【4】疑懼の念

 

 鬱蒼たる茂みに囲まれた十三人―――


 死体が少ない方向を選んだつもりだった。それなのに……歩行開始から数十分間、無惨な死体が横たわる道が続いた。そして、スーパーの生鮮食品売り場の陳列棚に並べられている駒切肉と大差ない肉片も散乱していた。


 しかし、悍ましさを感じさせる大地をずいぶんと歩いたいま、周囲三百六十度にわたり、鮮やかな緑色の光景が広がる場所に出られた。視線の先には、三十メートルはあろうかという椰子の木が立ち並ぶ。遥か頭上に幾つもの椰子の実を実らせ、大きな羽状複葉が穏やかな風に乗って時折ゆっくりと揺れ動いていた。


 飲み物が欲しい一同は、歩きながら椰子の木を見上げた。だが、椰子の実に満たされた天然のスポーツドリンクと称される液状胚乳(ココナッツジュース)を飲みたくても無理がある。木登りすらしたことがない都会っ子の自分たち。椰子の実を生活の糧としている現地のひとびとは、両足を紐で固定して椰子の木に登る。当然、十三人にそのような芸当できるはずがない。
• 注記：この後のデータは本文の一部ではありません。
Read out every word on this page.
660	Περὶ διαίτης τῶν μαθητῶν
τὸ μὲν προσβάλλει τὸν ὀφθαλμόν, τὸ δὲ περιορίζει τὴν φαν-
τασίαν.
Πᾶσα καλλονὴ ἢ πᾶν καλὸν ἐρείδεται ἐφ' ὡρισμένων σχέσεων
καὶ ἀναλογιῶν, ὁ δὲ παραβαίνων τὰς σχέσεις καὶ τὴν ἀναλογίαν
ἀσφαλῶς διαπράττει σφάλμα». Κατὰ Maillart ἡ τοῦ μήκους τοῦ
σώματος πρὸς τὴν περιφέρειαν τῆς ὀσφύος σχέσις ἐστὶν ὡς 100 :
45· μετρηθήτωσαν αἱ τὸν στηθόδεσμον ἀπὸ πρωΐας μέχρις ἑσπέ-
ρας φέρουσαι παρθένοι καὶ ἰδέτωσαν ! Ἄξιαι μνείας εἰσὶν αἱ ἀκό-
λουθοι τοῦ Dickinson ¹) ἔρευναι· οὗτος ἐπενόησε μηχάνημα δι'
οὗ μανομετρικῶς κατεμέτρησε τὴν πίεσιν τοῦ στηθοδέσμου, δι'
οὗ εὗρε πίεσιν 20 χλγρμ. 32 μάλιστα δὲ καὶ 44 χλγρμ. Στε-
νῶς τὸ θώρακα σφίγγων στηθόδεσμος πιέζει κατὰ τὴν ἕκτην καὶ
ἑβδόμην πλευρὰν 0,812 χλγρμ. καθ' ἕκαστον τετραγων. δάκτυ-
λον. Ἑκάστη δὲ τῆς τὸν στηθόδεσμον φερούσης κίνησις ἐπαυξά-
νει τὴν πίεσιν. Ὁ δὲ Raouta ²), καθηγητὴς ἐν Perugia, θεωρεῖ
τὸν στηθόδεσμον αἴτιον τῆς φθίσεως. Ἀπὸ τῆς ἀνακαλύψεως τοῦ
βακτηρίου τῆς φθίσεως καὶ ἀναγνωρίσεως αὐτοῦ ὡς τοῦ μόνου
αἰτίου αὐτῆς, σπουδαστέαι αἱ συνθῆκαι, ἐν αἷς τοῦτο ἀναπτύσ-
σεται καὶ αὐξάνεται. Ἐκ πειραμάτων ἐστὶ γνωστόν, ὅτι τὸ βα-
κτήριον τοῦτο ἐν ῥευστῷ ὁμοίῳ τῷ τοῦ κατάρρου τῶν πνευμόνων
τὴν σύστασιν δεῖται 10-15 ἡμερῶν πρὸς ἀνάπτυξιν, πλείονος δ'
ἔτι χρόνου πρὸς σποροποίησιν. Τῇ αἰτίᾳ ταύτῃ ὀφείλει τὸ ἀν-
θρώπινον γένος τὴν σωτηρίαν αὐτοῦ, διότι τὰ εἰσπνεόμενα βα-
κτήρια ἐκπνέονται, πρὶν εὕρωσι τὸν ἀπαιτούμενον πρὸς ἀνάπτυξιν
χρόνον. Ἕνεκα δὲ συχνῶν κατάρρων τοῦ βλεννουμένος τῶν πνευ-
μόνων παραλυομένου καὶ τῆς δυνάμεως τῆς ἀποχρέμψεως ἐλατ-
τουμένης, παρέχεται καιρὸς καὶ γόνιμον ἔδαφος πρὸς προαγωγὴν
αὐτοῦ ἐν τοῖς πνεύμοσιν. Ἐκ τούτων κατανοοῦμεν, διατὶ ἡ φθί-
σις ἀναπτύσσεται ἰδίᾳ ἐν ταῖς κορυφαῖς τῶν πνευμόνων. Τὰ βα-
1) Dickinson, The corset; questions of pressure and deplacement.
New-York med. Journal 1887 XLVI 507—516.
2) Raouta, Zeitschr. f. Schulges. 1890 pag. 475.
ゲームに登場するモンスターのように腕が伸びたら……と、現実逃避のような考えを巡らせても虚しくなるだけなのですぐにやめた。


 頭を切り替えた一同は、自分たちにも収穫できる果実はないものだろうかと周囲を見回した。だが、都会の摩天楼を彷彿とさせる高木ばかりだ。水分補給はしばらくおあずけになりそうだ。一同は収穫できそうもない椰子の実から、歩行に意識を集中させた。どこまで歩けば浜辺に辿り着けるのか……物事の視点を変えても気分は上がらない。


唯一の救いは、高木の樹冠のおかげで太陽光が遮られていたので、日照不足により余計な植物が足元に生い茂っていなかったことだ。長時間にわたり歩いているため、足を踏み出すたびに疲れを感じるが、きれいに舗装された街中しか歩いたことがない類たちでも、比較的足場はよいように思えた。なるべくならこの大地がしばらく続いてくれると助かるのだが、そうもいかないだろう。歩き続ければ、険しい地形を知るのと同時に、自然の厳しさを知ることになる。


 「背の高い草が茂ってなくてよかった」と、類は額から噴き出す汗を拭いながら言った。


 森林伐採などの人為的なこと、もしくは山火事などの自然災害によって木々を失った場合、大地が直射日光に照らされる。そのため、下草や低木などの植物が一面を覆い尽くすようになる。そうなれば、いま歩いている大地とは異なり、歩行が困難になる。


 「そのうち、きついところを歩かなきゃいけないこともあるだろうし、ここはまだ歩きやすいよな」と、明彦が返事した。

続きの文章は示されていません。